Fiz um movimento sub-reptício na análise acima quando disse que seu resultado era um novo aspecto do crime a ser incluído em pesquisas futuras — a clareza ou a ambiguidade da criminalidade de uma ação. Vou explicar agora o que estava envolvido nesse movimento. Os sociólogos muitas vezes não conhecem quaisquer etapas intermediárias entre os fatos brutos do caso que estudaram e as categorias mais amplas, mais gerais, de análise social. Assim, podem descrever os achados de sua pesquisa sobre, digamos, o consumo de álcool e dar um salto a partir disso para falar sobre identidades ou auto-percepções, ou algum outro aspecto extremamente abstrato da organização ou da interação social. Em geral, nossa pesquisa nada tem de muito novo a dizer sobre auto-percepções ou identidade. Os pesquisadores costumam usar essas ideias gerais para orientar seu trabalho, para sugerir uma abordagem global e um conjunto muito geral de perguntas que poderiam fazer. As ideias servem como o que Lewontin chamou de “metáforas informadoras e organizadoras”, cujo papel é “introduzir ordem na confusão”.8 O que os pesquisadores que as utilizam descobrirem provavelmente não levará a nenhuma reformulação dessas ideias ou questões gerais. Na pior das hipóteses, o pesquisador anuncia com triunfo que o que estudou era de fato um caso do desenvolvimento da identidade ou do caráter adaptativo da organização social. Esse tipo de resultado não é útil para ninguém. Não acrescenta grande coisa a qualquer justificação que as teorias muito gerais a que está associado já tenham. E as teorias gerais não acrescentam muito aos estudos específicos. O conselho que oferecem é geral demais.

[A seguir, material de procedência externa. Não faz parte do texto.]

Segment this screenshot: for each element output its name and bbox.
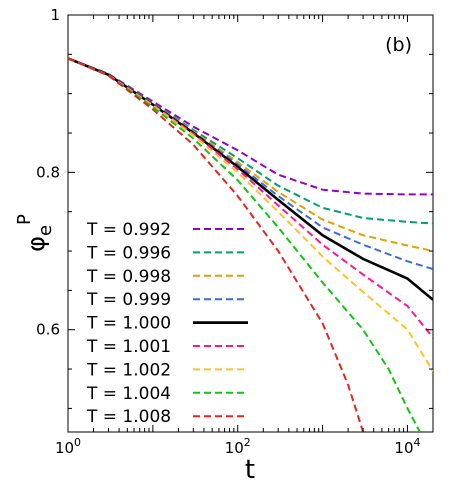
y-axis-label-base: φ — [22, 236, 50, 252]
legend-label-8: T = 1.004 — [86, 384, 171, 404]
y-axis-label: φeP — [14, 214, 56, 252]
x-axis-label: t — [245, 455, 255, 480]
legend-label-1: T = 0.992 — [86, 220, 171, 240]
legend-label-3: T = 0.998 — [86, 267, 171, 287]
x-tick-label-1: 100 — [55, 436, 81, 457]
y-tick-label-1: 1 — [50, 6, 60, 24]
panel-label: (b) — [385, 34, 412, 56]
series-line-5 — [68, 57, 433, 301]
y-axis-label-sub: e — [35, 225, 56, 236]
series-line-1 — [68, 57, 433, 196]
legend-label-4: T = 0.999 — [86, 290, 171, 310]
series-line-9 — [68, 57, 365, 432]
y-tick-label-2: 0.8 — [36, 163, 60, 181]
legend-label-5: T = 1.000 — [86, 314, 171, 334]
y-tick-label-3: 0.6 — [36, 321, 60, 339]
series-line-8 — [68, 57, 421, 432]
legend-label-6: T = 1.001 — [86, 337, 171, 357]
legend-label-9: T = 1.008 — [86, 407, 171, 427]
legend-label-7: T = 1.002 — [86, 360, 171, 380]
legend-label-2: T = 0.996 — [86, 243, 171, 263]
legend: T = 0.992 T = 0.996 T = 0.998 T = 0.999 T = … — [86, 220, 248, 427]
tick-layer: 100 102 104 1 0.8 0.6 — [36, 6, 434, 457]
x-tick-label-2: 102 — [225, 436, 251, 457]
x-tick-label-3: 104 — [394, 436, 420, 457]
svg-text:φeP: φeP — [14, 214, 56, 252]
series-layer — [68, 57, 433, 432]
y-axis-label-sup: P — [14, 214, 35, 225]
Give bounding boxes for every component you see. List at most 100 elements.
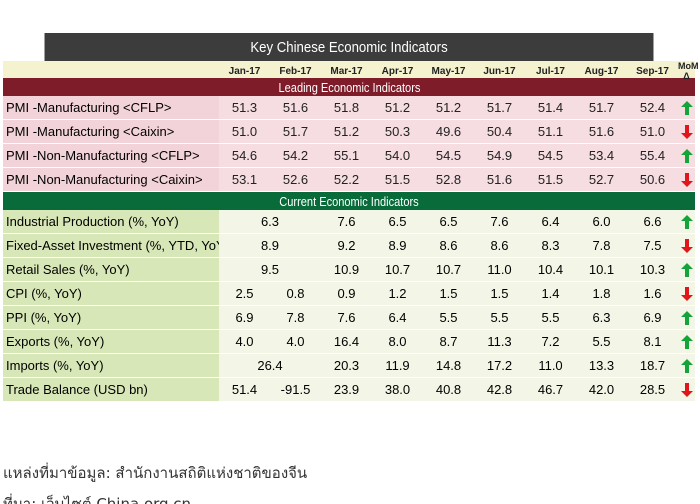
value-cell: 51.6 <box>588 124 615 139</box>
up-arrow-icon <box>678 330 695 353</box>
value-cell: 51.6 <box>282 100 309 115</box>
value-cell: 42.8 <box>486 382 513 397</box>
value-cell: 10.3 <box>639 262 666 277</box>
value-cell: 4.0 <box>235 334 254 349</box>
value-cell: 6.9 <box>235 310 254 325</box>
value-cell: 53.4 <box>588 148 615 163</box>
indicator-row: Industrial Production (%, YoY) 6.3 7.6 6.5 6… <box>3 210 695 234</box>
up-arrow-icon <box>678 354 695 377</box>
value-cell: 28.5 <box>639 382 666 397</box>
value-cell: 6.5 <box>388 214 407 229</box>
down-arrow-icon <box>678 378 695 401</box>
value-cell: 51.7 <box>588 100 615 115</box>
value-cell: 1.8 <box>592 286 611 301</box>
value-cell: 1.2 <box>388 286 407 301</box>
value-cell: 8.9 <box>388 238 407 253</box>
value-cell: 51.0 <box>639 124 666 139</box>
value-cell: 11.3 <box>487 334 512 349</box>
value-cell: 1.6 <box>643 286 662 301</box>
value-cell: 51.0 <box>231 124 258 139</box>
indicator-row: PMI -Non-Manufacturing <Caixin> 53.1 52.6 5… <box>3 168 695 192</box>
value-cell: 6.5 <box>439 214 458 229</box>
indicator-row: Retail Sales (%, YoY) 9.5 10.9 10.7 10.7 11.0… <box>3 258 695 282</box>
value-cell: 8.0 <box>388 334 407 349</box>
value-cell: 51.4 <box>537 100 564 115</box>
value-cell: 0.8 <box>286 286 305 301</box>
value-cell: 51.1 <box>537 124 564 139</box>
value-cell: 46.7 <box>537 382 564 397</box>
value-cell: 18.7 <box>639 358 666 373</box>
value-cell: 38.0 <box>384 382 411 397</box>
value-cell: 8.1 <box>643 334 662 349</box>
down-arrow-icon <box>678 120 695 143</box>
table-title: Key Chinese Economic Indicators <box>44 33 654 61</box>
value-cell: 50.6 <box>639 172 666 187</box>
value-cell: 5.5 <box>490 310 509 325</box>
leading-section-header: Leading Economic Indicators <box>3 78 695 96</box>
leading-rows: PMI -Manufacturing <CFLP> 51.3 51.6 51.8 51.… <box>3 96 695 192</box>
value-cell: 50.3 <box>384 124 411 139</box>
value-cell: 4.0 <box>286 334 305 349</box>
value-cell: 6.4 <box>388 310 407 325</box>
indicator-label: PMI -Manufacturing <CFLP> <box>3 96 219 119</box>
indicator-label: PMI -Manufacturing <Caixin> <box>3 120 219 143</box>
indicator-row: PMI -Manufacturing <Caixin> 51.0 51.7 51.2 5… <box>3 120 695 144</box>
indicator-row: PMI -Non-Manufacturing <CFLP> 54.6 54.2 55.… <box>3 144 695 168</box>
value-cell: 49.6 <box>435 124 462 139</box>
up-arrow-icon <box>678 306 695 329</box>
source-note: แหล่งที่มาข้อมูล: สำนักงานสถิติแห่งชาติข… <box>3 464 308 482</box>
value-cell: -91.5 <box>280 382 311 397</box>
indicator-row: Imports (%, YoY) 26.4 20.3 11.9 14.8 17.2 11.0… <box>3 354 695 378</box>
down-arrow-icon <box>678 168 695 191</box>
value-cell: 42.0 <box>588 382 615 397</box>
indicator-label: CPI (%, YoY) <box>3 282 219 305</box>
value-cell: 7.8 <box>592 238 611 253</box>
value-cell: 7.5 <box>643 238 662 253</box>
down-arrow-icon <box>678 234 695 257</box>
value-cell: 5.5 <box>592 334 611 349</box>
indicator-row: Exports (%, YoY) 4.0 4.0 16.4 8.0 8.7 11.3 7.2 5… <box>3 330 695 354</box>
value-cell: 23.9 <box>333 382 360 397</box>
value-cell: 51.7 <box>486 100 513 115</box>
value-cell: 7.6 <box>337 214 356 229</box>
value-cell: 54.6 <box>231 148 258 163</box>
table-title-text: Key Chinese Economic Indicators <box>250 38 448 56</box>
indicator-label: PMI -Non-Manufacturing <CFLP> <box>3 144 219 167</box>
value-cell: 6.0 <box>592 214 611 229</box>
value-cell: 55.4 <box>639 148 666 163</box>
value-cell: 10.7 <box>384 262 411 277</box>
value-cell: 55.1 <box>333 148 360 163</box>
value-cell: 9.2 <box>337 238 356 253</box>
month-header: Jan-17 <box>228 65 261 77</box>
up-arrow-icon <box>678 144 695 167</box>
month-header: Apr-17 <box>381 65 414 77</box>
value-cell: 5.5 <box>541 310 560 325</box>
footer-note: ที่มา: เว็บไซต์ China.org.cn <box>3 495 192 504</box>
value-cell: 1.5 <box>439 286 458 301</box>
value-cell: 11.0 <box>538 358 563 373</box>
current-section-header: Current Economic Indicators <box>3 192 695 210</box>
value-cell: 51.3 <box>231 100 258 115</box>
up-arrow-icon <box>678 96 695 119</box>
month-header: Jun-17 <box>483 65 516 77</box>
month-header: Sep-17 <box>636 65 669 77</box>
leading-section-title: Leading Economic Indicators <box>278 79 420 95</box>
value-cell: 10.1 <box>588 262 615 277</box>
value-cell-jan-feb: 6.3 <box>260 214 280 229</box>
value-cell: 7.6 <box>490 214 509 229</box>
up-arrow-icon <box>678 210 695 233</box>
indicator-label: Industrial Production (%, YoY) <box>3 210 219 233</box>
value-cell: 51.5 <box>537 172 564 187</box>
value-cell: 50.4 <box>486 124 513 139</box>
mom-change-header: MoM Δ <box>678 61 699 81</box>
value-cell: 7.2 <box>541 334 560 349</box>
indicator-label: Imports (%, YoY) <box>3 354 219 377</box>
value-cell: 11.0 <box>487 262 512 277</box>
value-cell: 7.6 <box>337 310 356 325</box>
value-cell: 54.5 <box>435 148 462 163</box>
indicator-row: Fixed-Asset Investment (%, YTD, YoY) 8.9 9… <box>3 234 695 258</box>
value-cell: 54.0 <box>384 148 411 163</box>
up-arrow-icon <box>678 258 695 281</box>
month-header: May-17 <box>431 65 466 77</box>
current-rows: Industrial Production (%, YoY) 6.3 7.6 6.5 6… <box>3 210 695 402</box>
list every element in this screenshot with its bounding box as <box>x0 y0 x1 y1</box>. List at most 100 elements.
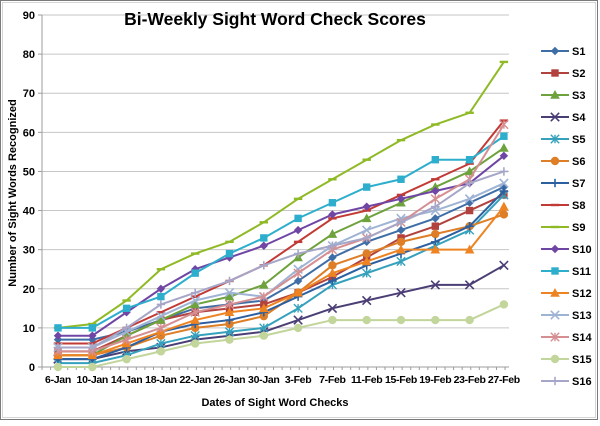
triangle-marker <box>224 291 235 301</box>
square-marker <box>328 199 337 207</box>
legend-item-S6: S6 <box>541 156 585 168</box>
diamond-marker <box>53 331 63 340</box>
triangle-marker <box>464 166 475 176</box>
legend-item-S4: S4 <box>541 112 586 124</box>
x-marker <box>499 178 509 188</box>
sight-word-line-chart: 0 10 20 30 40 50 60 70 80 90 6-Jan 10-Jan 14-Jan 18-J… <box>7 9 592 409</box>
y-tick-label: 80 <box>23 49 35 61</box>
x-marker <box>550 310 560 320</box>
y-tick-label: 50 <box>23 166 35 178</box>
y-tick-label: 0 <box>29 362 35 374</box>
series-S16-line <box>58 170 505 349</box>
y-tick-label: 60 <box>23 127 35 139</box>
legend-label-S5: S5 <box>572 134 585 146</box>
circle-marker <box>191 339 200 348</box>
triangle-marker <box>327 268 338 277</box>
square-marker <box>122 304 131 313</box>
diamond-marker <box>328 253 337 262</box>
legend-label-S13: S13 <box>572 310 592 322</box>
legend-label-S10: S10 <box>572 244 592 256</box>
y-tick-label: 30 <box>23 245 35 257</box>
x-tick-label: 27-Feb <box>488 374 520 386</box>
series-S11-line <box>58 135 505 329</box>
asterisk-marker <box>550 332 560 342</box>
y-tick-label: 40 <box>23 206 35 218</box>
circle-marker <box>362 315 371 325</box>
x-tick-label: 22-Jan <box>179 374 210 386</box>
series-S13 <box>53 178 509 353</box>
legend-item-S8: S8 <box>541 200 585 212</box>
circle-marker <box>328 315 337 325</box>
triangle-marker <box>259 279 269 289</box>
x-marker <box>499 260 509 271</box>
triangle-marker <box>190 315 200 324</box>
x-tick-label: 11-Feb <box>351 374 382 386</box>
legend-label-S12: S12 <box>572 288 592 300</box>
legend-label-S4: S4 <box>572 112 586 124</box>
square-marker <box>551 267 559 275</box>
legend-item-S3: S3 <box>541 90 585 102</box>
circle-marker <box>550 156 560 166</box>
legend-label-S9: S9 <box>572 222 585 234</box>
circle-marker <box>225 335 234 344</box>
x-tick-label: 3-Feb <box>285 374 312 386</box>
series-S13-line <box>58 182 505 349</box>
x-tick-label: 26-Jan <box>214 374 245 386</box>
x-marker <box>156 311 166 321</box>
circle-marker <box>122 354 131 364</box>
square-marker <box>157 292 165 301</box>
diamond-marker <box>259 241 268 250</box>
legend-item-S5: S5 <box>541 134 585 146</box>
legend-item-S13: S13 <box>541 310 592 322</box>
triangle-marker <box>156 315 166 324</box>
legend-item-S11: S11 <box>541 266 591 278</box>
x-marker <box>361 225 372 235</box>
triangle-marker <box>361 256 372 266</box>
diamond-marker <box>156 284 166 293</box>
circle-marker <box>362 249 371 258</box>
circle-marker <box>431 229 440 239</box>
diamond-marker <box>362 202 371 211</box>
circle-marker <box>88 362 97 372</box>
square-marker <box>88 324 96 332</box>
series-S14-line <box>58 123 505 353</box>
y-axis-title: Number of Sight Words Recognized <box>7 99 19 286</box>
x-tick-label: 19-Feb <box>419 374 451 386</box>
asterisk-marker <box>499 119 509 130</box>
series-S9-line <box>57 61 505 329</box>
circle-marker <box>259 331 268 340</box>
x-marker <box>396 287 406 298</box>
diamond-marker <box>396 194 406 204</box>
legend-label-S3: S3 <box>572 90 585 102</box>
asterisk-marker <box>259 323 269 333</box>
legend-item-S1: S1 <box>541 46 585 58</box>
x-marker <box>293 315 303 325</box>
legend-label-S16: S16 <box>572 376 592 388</box>
x-tick-label: 10-Jan <box>77 374 108 386</box>
y-tick-label: 70 <box>23 88 35 100</box>
triangle-marker <box>464 244 475 254</box>
square-marker <box>363 183 371 191</box>
x-axis-title: Dates of Sight Word Checks <box>201 397 348 409</box>
x-marker <box>550 112 560 122</box>
square-marker <box>431 222 439 230</box>
asterisk-marker <box>293 303 303 314</box>
triangle-marker <box>361 213 372 223</box>
x-tick-label: 6-Jan <box>45 374 71 386</box>
square-marker <box>500 132 508 140</box>
triangle-marker <box>259 303 269 313</box>
triangle-marker <box>327 229 338 238</box>
triangle-marker <box>550 90 560 99</box>
circle-marker <box>293 323 303 333</box>
series-S15-line <box>58 303 505 368</box>
triangle-marker <box>499 201 509 211</box>
y-tick-label: 90 <box>23 10 35 22</box>
legend-label-S2: S2 <box>572 68 585 80</box>
square-marker <box>431 156 439 164</box>
x-marker <box>430 280 441 290</box>
legend-label-S6: S6 <box>572 156 585 168</box>
x-tick-label: 14-Jan <box>111 374 142 386</box>
diamond-marker <box>550 46 560 56</box>
triangle-marker <box>190 299 200 309</box>
legend-item-S16: S16 <box>541 376 592 388</box>
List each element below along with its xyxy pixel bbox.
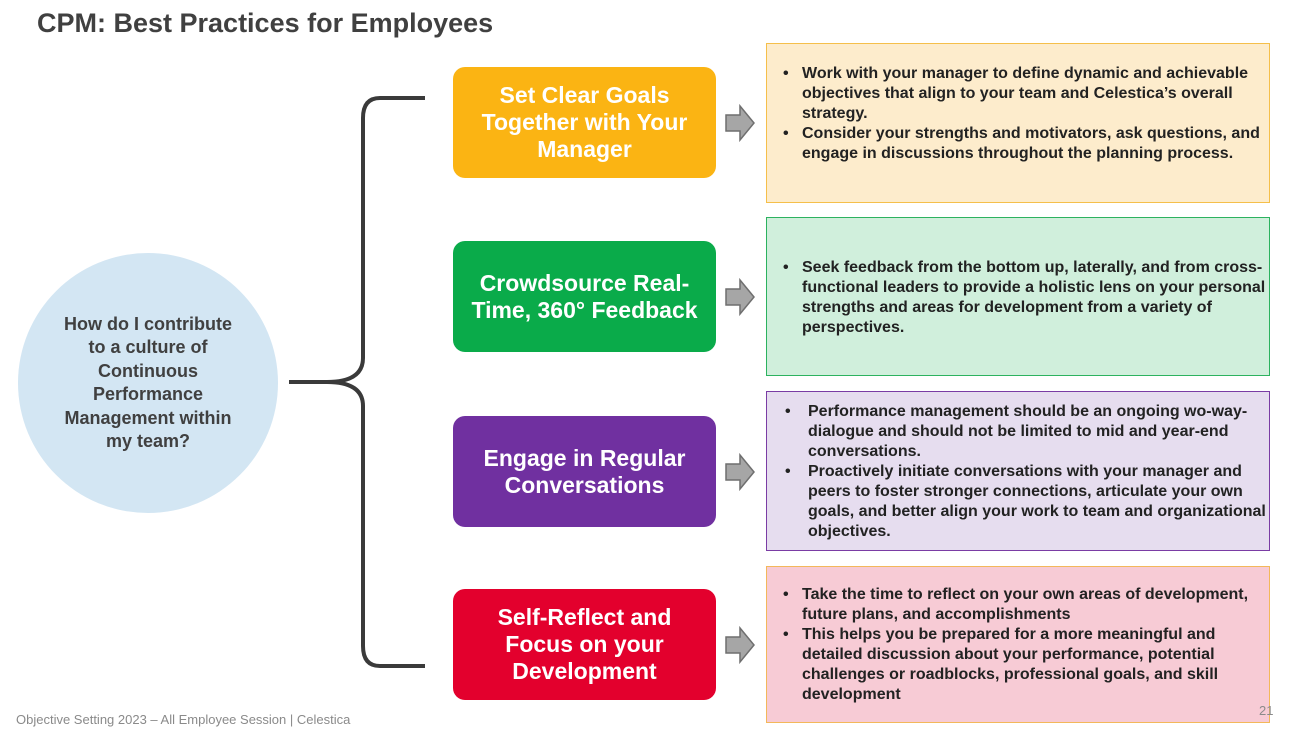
practice-details-feedback: Seek feedback from the bottom up, latera… bbox=[766, 217, 1270, 376]
question-circle: How do I contribute to a culture of Cont… bbox=[18, 253, 278, 513]
arrow-right-icon bbox=[725, 625, 755, 665]
practice-details-goals: Work with your manager to define dynamic… bbox=[766, 43, 1270, 203]
practice-details-development: Take the time to reflect on your own are… bbox=[766, 566, 1270, 723]
bullet-item: Performance management should be an ongo… bbox=[767, 402, 1269, 462]
practice-details-conversations: Performance management should be an ongo… bbox=[766, 391, 1270, 551]
practice-label: Self-Reflect and Focus on your Developme… bbox=[497, 604, 672, 684]
bullet-item: This helps you be prepared for a more me… bbox=[767, 625, 1269, 705]
practice-box-development: Self-Reflect and Focus on your Developme… bbox=[453, 589, 716, 700]
bullet-item: Seek feedback from the bottom up, latera… bbox=[767, 258, 1269, 338]
bullet-item: Work with your manager to define dynamic… bbox=[767, 64, 1269, 124]
arrow-right-icon bbox=[725, 277, 755, 317]
practice-label: Crowdsource Real-Time, 360° Feedback bbox=[471, 269, 698, 323]
practice-label: Engage in Regular Conversations bbox=[483, 444, 686, 498]
page-number: 21 bbox=[1259, 703, 1274, 718]
question-text: How do I contribute to a culture of Cont… bbox=[64, 313, 232, 452]
practice-box-feedback: Crowdsource Real-Time, 360° Feedback bbox=[453, 241, 716, 352]
slide-title: CPM: Best Practices for Employees bbox=[37, 8, 494, 38]
curly-brace bbox=[289, 96, 425, 668]
practice-box-conversations: Engage in Regular Conversations bbox=[453, 416, 716, 527]
bullet-item: Proactively initiate conversations with … bbox=[767, 462, 1269, 542]
arrow-right-icon bbox=[725, 103, 755, 143]
practice-label: Set Clear Goals Together with Your Manag… bbox=[481, 82, 688, 162]
practice-box-goals: Set Clear Goals Together with Your Manag… bbox=[453, 67, 716, 178]
bullet-item: Consider your strengths and motivators, … bbox=[767, 124, 1269, 164]
bullet-item: Take the time to reflect on your own are… bbox=[767, 585, 1269, 625]
arrow-right-icon bbox=[725, 452, 755, 492]
footer-text: Objective Setting 2023 – All Employee Se… bbox=[16, 712, 351, 727]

O que é útil é a descrição de algo mais geral que os fatos particulares que descobrimos, mas menos geral que noções de identidade e interação social. Algo intermediário, algo como as “teorias de médio alcance” para as quais Robert Merton nos alertou. Passei das condenações de executivos de instituições de poupança e empréstimo para a ideia da clareza ou ambiguidade da criminalidade de uma ação, mas não expliquei como o fiz. Quando ensino trabalho de campo, muitas vezes dou esse tipo de salto ao discutir as possíveis extensões dos achados de um aluno. Este é o aspecto do que faço que provoca com mais frequência a impressão de que algum tipo de truque mágico está sendo executado, que a maneira como passo de A para B não é algo que se possa aprender a imitar.
Durante os 25 anos em que lecionei na Universidade Northwestern, minha sala ficava sempre ao lado da de Bernard (ou Bernie) Beck, um dos grandes mestres e pensadores da sociologia, cujas qualidades são menos conhecidas do que deveriam. Aprendi mais com ele do que jamais poderei retribuir, em boa parte escutando, sem que ele percebesse, suas conversas com estudantes de pós-graduação sobre seus trabalhos em andamento. Nada do que ouvi foi mais útil para mim que seu truque para chegar a esse nível intermediário de pensamento acerca de um resultado de pesquisa. Como ele nunca publicou seu truque, que tem a elegância da simplicidade, tomo a liberdade do empréstimo.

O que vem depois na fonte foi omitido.